Vediamo chi era, per cosa si distinse in vita e perché è stata beatificata.
Santo del giorno 20 Marzo: cenni biografici su Santa Alessandra di Amiso
Su Santa Alessandra di Amiso abbiamo pochissime informazioni biografiche.
Non sappiamo quando nacque ma solo quando morì, ovvero nel 310 d.C.

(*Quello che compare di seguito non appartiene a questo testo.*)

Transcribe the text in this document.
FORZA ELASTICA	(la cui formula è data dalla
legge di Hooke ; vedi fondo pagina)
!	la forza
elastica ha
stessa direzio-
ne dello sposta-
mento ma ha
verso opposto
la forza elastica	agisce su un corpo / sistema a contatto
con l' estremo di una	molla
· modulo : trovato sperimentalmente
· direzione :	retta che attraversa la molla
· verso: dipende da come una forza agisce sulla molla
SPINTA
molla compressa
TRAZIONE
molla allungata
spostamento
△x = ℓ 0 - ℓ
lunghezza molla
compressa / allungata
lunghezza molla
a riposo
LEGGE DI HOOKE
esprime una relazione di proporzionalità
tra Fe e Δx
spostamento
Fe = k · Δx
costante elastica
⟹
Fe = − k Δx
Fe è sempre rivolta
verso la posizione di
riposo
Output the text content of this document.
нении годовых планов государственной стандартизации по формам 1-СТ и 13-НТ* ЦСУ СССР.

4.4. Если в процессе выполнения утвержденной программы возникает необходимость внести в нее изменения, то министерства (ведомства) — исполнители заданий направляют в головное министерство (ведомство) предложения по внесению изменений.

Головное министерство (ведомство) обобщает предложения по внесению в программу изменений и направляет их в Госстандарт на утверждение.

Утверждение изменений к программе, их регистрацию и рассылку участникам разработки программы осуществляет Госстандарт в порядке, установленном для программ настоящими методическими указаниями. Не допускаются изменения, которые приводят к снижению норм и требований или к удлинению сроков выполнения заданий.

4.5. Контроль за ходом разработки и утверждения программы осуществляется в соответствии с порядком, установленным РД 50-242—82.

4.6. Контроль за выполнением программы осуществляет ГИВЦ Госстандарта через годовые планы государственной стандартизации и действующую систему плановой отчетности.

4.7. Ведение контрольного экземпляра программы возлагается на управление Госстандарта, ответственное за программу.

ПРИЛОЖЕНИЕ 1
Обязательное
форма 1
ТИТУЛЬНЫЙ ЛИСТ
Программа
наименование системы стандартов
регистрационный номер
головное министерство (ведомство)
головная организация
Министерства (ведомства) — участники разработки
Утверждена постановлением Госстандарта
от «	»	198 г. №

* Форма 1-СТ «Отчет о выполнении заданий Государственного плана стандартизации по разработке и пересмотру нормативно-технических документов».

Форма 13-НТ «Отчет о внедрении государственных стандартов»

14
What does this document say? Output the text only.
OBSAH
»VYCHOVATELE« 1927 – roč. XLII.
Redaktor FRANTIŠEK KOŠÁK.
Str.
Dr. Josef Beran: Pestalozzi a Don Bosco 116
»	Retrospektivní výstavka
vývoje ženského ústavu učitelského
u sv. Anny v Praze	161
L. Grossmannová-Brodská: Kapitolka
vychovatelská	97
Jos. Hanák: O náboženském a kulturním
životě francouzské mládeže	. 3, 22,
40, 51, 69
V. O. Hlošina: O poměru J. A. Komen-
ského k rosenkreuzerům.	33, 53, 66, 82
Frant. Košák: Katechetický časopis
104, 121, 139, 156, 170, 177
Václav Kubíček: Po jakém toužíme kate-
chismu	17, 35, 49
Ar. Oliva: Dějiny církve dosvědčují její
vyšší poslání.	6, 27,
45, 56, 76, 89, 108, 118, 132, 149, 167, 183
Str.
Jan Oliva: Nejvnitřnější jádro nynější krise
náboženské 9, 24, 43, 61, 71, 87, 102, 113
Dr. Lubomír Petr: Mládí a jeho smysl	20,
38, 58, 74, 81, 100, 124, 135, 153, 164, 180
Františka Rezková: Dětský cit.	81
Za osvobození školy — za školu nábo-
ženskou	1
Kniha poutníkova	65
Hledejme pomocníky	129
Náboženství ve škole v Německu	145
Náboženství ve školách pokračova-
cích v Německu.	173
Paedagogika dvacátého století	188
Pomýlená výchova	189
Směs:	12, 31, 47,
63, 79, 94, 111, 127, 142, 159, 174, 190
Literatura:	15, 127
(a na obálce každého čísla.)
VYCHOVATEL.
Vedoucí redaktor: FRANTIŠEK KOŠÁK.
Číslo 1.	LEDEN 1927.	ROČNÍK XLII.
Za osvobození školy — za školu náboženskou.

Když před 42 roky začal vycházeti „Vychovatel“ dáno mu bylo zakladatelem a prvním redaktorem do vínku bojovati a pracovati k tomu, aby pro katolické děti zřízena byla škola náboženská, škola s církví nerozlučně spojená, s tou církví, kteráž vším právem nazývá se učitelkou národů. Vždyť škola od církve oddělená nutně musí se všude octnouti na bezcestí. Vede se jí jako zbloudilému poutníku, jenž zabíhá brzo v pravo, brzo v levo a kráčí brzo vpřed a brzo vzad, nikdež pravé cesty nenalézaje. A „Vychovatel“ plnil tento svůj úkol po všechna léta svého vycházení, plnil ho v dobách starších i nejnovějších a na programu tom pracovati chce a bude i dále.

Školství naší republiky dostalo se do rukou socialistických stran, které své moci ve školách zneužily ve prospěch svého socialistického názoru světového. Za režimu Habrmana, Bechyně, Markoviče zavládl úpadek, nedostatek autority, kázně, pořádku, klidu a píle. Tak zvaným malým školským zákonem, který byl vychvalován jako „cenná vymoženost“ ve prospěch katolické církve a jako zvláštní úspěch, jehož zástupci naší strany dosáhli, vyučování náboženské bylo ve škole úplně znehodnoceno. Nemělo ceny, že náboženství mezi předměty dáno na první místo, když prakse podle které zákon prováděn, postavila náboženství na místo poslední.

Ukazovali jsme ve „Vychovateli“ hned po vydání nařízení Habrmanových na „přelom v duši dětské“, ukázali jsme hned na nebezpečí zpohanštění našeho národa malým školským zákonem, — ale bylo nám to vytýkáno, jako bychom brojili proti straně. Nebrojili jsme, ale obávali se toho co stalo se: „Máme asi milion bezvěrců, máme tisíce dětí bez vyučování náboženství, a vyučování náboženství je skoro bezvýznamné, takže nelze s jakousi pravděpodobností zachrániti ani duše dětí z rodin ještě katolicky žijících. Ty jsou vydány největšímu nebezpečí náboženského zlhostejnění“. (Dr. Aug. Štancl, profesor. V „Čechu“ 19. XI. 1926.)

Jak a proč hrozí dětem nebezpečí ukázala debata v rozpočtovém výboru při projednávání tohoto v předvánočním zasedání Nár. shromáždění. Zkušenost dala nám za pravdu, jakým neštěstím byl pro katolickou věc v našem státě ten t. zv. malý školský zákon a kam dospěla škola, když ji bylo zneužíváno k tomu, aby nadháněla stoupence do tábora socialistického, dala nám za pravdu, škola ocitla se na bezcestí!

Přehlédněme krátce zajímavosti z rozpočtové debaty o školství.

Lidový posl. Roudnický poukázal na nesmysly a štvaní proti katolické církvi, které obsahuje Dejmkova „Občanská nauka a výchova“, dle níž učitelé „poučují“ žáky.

Oltre al fatto che le fonti su questa figura sono discordanti fra di loro, bisogna aggiungere che la leggenda, spesso, prende il sopravvento sulla realtà, rendendo ancora più difficile distinguere la verità dall’invenzione.
Altre volte invece, come accade per moltissimi altri personaggi, la leggenda adombra uno sfondo di autenticità che però è tutt’altro che facile scorgere.
Santa Alessandra di Amiso secondo una leggenda popolare
Su Santa Alessandra di Amiso esiste un racconto che però non trova riscontro nelle fonti storiche.
Probabilmente si tratta di una leggenda popolare.
Secondo questa, Alessandra apparteneva ad un gruppo formato da sette donne cristiane e coraggiose che un giorno si presentarono davanti al prefetto della città, ben decise a denunciarlo per la sua crudeltà.
E così fecero.
La pena arrivò dunque puntuale e fu terribile: le donne vennero gettate in una fornace ardente.
Cosa dice Teodoto di Ancita
Rispetto alle versione precedente, la testimonianza che di fornisce Teodoto di Ancita è considerata decisamente più attendibile.
Tuttavia essa ha anche, innegabilmente, dei punti in comune con la leggenda sopra menzionata.
Anch’egli infatti, racconta di sette vergini, i cui nomi sono gli stessi, che furono condannate a morte per annegamento sotto il prefetto Teocteno.
A prescindere da quale sia la versione precisa tuttavia, questa vicenda dimostra una volta di più l’immenso coraggio di molti cristiani di fronte alle autorità che intendevano combatterli con la repressione.
In quel periodo (e non solo), molti di essi pagarono con la vita la propria Fede in Gesù.